At daycare, my youngest, true to form, ran away as soon as he was turned loose. I had a boyfriend in college whose mom had a cairn terrior that they had to leave tied up whenever they took him outside because if they didn't he'd run off as fast he could in a random direction and never look back. My son is just like that dog. Fifteen minutes later after I finally caught him and he hit me in the back of the head twice I had him in the car seat and was pulling away to head for home.
Home. Our haven of rest. The nexus of peace and security for the family.
Who am I kidding? You deserve better than lies and deception. I apologize.
As if sensing the tension from the coming storm, the children were like wild mad demons. Rob alternated between trying to make chili and setting up our alternative heat source. (He's a jack of all trades!) The kids mostly ran back and forth up and down the hallway, destroyed the bedcovers while jumping on the bed, one of them cried for ten minutes because he couldn't find "choo choo. Big!" Unfortunately, "choo choo big" seems missing forever because 30 minutes later I still couldn't find it and the lady I was talking to on the phone was so tired of the screaming she said, "I'll call you right back" but never did. Back before I had kids I really hated when people's kids screamed in the background while they were talking on the phone. I'm one of those people now.
Finally, the youngest decided he'd had enough and began packing a backpack as if to run away. In went Eeyore, a small beanie dog with a yarn leash and a plastic water buffalo that I think might actually be a gnu. All the things a boy needs when he is running away from home. "Gack ack", he said, indicating I should put it on his back for him. He spend the next 20 minutes walking around saying, "gack ack" as if we were all deaf or retarded and needed that repeated every 12 seconds.

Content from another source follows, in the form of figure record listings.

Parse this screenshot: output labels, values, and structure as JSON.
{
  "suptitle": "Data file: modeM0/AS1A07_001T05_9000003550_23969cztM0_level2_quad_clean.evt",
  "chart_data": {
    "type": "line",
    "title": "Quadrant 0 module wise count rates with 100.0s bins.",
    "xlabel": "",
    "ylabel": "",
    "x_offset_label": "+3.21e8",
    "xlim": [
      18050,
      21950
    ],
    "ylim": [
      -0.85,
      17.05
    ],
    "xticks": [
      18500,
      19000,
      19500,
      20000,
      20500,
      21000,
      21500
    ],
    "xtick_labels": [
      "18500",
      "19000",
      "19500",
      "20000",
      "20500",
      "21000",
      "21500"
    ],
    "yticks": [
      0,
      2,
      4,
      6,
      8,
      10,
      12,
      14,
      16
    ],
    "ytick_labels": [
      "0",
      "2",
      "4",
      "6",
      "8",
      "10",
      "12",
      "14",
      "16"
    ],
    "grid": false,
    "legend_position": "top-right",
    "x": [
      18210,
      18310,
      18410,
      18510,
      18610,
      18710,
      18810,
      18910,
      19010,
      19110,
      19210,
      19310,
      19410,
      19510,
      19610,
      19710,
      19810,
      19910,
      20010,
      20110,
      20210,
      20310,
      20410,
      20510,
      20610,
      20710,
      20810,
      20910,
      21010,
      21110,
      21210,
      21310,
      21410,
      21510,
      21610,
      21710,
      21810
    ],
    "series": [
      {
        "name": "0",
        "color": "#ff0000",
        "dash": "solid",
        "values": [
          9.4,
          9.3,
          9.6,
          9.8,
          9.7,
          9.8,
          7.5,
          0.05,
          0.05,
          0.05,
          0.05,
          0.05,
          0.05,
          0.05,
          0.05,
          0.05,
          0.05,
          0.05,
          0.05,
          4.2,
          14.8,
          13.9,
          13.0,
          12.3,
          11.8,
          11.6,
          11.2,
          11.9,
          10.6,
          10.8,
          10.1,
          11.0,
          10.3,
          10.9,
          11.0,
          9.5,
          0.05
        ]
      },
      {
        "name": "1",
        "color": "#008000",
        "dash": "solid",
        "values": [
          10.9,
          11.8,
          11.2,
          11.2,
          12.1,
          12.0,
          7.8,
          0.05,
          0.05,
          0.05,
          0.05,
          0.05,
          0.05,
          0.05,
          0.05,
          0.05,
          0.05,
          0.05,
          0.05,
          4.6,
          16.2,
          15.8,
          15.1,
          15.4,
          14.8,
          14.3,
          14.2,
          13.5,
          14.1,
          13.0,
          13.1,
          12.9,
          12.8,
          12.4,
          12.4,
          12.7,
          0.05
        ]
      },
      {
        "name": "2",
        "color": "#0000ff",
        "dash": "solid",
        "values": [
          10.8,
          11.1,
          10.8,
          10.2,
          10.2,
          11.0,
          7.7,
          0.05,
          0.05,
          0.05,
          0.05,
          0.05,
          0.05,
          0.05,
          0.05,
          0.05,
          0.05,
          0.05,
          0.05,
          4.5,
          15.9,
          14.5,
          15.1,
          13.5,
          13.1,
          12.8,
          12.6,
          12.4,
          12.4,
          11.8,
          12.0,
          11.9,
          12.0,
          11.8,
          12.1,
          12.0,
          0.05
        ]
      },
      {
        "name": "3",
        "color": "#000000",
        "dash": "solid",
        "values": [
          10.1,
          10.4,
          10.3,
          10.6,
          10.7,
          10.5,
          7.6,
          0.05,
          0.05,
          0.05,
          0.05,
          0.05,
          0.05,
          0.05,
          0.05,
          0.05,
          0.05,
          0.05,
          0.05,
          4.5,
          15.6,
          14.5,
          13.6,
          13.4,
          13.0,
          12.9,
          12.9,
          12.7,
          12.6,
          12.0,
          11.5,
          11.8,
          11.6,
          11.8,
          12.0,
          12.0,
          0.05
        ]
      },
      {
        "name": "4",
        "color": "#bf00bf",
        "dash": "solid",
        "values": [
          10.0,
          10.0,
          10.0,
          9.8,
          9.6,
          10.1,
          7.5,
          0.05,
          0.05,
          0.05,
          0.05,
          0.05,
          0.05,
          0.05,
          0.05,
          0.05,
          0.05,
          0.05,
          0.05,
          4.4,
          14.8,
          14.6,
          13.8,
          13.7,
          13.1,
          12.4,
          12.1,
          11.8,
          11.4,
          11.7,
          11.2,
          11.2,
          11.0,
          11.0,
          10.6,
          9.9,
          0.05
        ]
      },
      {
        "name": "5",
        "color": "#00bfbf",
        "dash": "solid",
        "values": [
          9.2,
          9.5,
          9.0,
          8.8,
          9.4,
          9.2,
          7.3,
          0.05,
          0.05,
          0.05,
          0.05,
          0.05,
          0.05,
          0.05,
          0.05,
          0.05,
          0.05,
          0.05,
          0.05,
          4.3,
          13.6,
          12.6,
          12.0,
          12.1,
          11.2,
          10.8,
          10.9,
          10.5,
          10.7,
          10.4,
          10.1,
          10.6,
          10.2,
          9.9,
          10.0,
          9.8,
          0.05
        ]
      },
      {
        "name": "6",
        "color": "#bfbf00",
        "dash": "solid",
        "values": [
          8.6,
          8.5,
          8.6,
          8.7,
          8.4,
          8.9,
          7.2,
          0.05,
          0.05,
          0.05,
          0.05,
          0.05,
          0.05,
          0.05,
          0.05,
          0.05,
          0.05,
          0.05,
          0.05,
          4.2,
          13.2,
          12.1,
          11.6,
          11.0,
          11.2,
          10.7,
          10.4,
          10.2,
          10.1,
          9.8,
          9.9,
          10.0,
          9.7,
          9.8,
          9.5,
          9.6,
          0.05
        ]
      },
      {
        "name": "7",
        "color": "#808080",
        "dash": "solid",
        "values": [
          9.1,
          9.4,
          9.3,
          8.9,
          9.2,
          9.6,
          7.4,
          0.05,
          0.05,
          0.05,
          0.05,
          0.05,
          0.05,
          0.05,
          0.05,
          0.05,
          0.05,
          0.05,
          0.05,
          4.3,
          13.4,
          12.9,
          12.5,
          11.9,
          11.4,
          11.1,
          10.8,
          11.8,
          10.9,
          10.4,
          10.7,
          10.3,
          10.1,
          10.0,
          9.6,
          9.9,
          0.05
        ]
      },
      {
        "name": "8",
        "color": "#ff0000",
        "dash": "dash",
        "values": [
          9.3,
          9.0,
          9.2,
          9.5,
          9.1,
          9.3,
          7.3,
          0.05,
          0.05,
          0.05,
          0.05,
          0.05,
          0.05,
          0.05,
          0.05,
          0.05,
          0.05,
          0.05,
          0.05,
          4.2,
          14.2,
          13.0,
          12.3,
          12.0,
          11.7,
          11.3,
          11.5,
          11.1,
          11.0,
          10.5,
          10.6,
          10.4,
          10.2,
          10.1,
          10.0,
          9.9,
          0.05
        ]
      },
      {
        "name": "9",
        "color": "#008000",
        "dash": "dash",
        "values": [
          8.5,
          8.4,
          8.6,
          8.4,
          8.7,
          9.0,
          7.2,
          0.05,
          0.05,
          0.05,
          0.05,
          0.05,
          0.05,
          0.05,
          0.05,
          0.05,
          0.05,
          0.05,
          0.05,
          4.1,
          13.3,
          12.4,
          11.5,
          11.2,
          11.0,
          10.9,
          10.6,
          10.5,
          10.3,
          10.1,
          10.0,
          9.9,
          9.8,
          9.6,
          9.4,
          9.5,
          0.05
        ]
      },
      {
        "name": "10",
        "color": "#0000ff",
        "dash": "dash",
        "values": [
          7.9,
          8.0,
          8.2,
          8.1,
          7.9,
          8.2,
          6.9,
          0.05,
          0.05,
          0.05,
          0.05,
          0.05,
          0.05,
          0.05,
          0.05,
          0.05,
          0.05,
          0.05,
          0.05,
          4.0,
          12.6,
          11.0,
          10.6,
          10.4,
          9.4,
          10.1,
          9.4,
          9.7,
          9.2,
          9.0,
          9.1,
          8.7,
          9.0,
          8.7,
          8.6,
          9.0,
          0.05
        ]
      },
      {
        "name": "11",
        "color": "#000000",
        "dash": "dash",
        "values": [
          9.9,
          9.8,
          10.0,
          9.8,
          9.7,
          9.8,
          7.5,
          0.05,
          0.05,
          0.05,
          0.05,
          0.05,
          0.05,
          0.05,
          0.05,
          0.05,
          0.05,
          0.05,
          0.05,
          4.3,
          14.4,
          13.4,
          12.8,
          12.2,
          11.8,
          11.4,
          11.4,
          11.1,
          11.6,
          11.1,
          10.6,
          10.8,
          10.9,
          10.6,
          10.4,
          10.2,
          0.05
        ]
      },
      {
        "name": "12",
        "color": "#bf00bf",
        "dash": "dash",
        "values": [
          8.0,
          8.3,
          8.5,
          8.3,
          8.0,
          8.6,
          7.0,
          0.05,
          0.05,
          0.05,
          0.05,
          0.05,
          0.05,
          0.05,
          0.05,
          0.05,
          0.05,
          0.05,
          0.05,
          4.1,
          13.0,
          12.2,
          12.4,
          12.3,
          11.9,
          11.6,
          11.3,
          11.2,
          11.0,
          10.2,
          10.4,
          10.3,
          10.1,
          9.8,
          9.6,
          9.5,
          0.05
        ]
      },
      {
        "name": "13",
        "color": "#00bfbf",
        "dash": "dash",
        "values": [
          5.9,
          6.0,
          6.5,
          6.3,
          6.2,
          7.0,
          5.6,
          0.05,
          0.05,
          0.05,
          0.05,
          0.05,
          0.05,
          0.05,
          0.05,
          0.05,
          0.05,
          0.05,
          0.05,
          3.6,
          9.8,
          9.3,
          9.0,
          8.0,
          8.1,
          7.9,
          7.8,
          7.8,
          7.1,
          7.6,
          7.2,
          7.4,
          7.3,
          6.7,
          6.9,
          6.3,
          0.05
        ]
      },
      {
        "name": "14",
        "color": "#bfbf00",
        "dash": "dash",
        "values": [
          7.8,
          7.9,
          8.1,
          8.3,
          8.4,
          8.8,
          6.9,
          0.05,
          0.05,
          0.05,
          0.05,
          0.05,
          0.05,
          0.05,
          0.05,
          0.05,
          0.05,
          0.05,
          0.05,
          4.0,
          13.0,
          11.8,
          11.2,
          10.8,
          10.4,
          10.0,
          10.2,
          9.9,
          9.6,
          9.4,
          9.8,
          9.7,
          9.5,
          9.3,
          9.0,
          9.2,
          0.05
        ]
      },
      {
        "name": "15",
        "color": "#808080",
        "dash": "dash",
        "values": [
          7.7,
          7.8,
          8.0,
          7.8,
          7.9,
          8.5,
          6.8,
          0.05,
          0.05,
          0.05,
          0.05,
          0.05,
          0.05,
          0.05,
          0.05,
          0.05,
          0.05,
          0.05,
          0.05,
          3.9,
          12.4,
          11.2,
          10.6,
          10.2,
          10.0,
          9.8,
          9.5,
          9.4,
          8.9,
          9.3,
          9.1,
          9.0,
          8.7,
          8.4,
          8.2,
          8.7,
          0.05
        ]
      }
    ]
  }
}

At 6:52 I went out to the car to get something, checking the steps carefully for ice. The car was coated in a layer of frozen water already and I pulled on the cargo hatch which popped open with a loud CRACK and out flying came 15 pieces of a food dehydrator I'd borrowed from my mom. "AAAGH!" I screamed, startled, plastic trays scattered around me on the icy grass. I was out for about 20 seconds and already soaked. The door flew open and my husband yells, "What was that? Are you okay??" Yes, except for this storm, this storm that has us all in a tizzy. Yes, I'm okay.
And now, one child is in bed asleep. The other is lying in bed next to me with two of his fingers bandaged after what might have been a botched suicide attempt in the bathroom. He claims he was just playing with his dad's razor while he was sitting on the toilet, but you know... it has been a stressful evening. However, now in good spirits he is sprawled next to me watching George of the Jungle while I record the days exciting events and stare shamelessly at how hot Brendan Fraser looks in this really horrible movie. (What a waste.)
Outside a road grader rumbles past my window. The storm is here. My husband sticks his head into the room and says, "You know what we don't have, honey? Toilet paper."
Oh good, because otherwise things would just be too easy!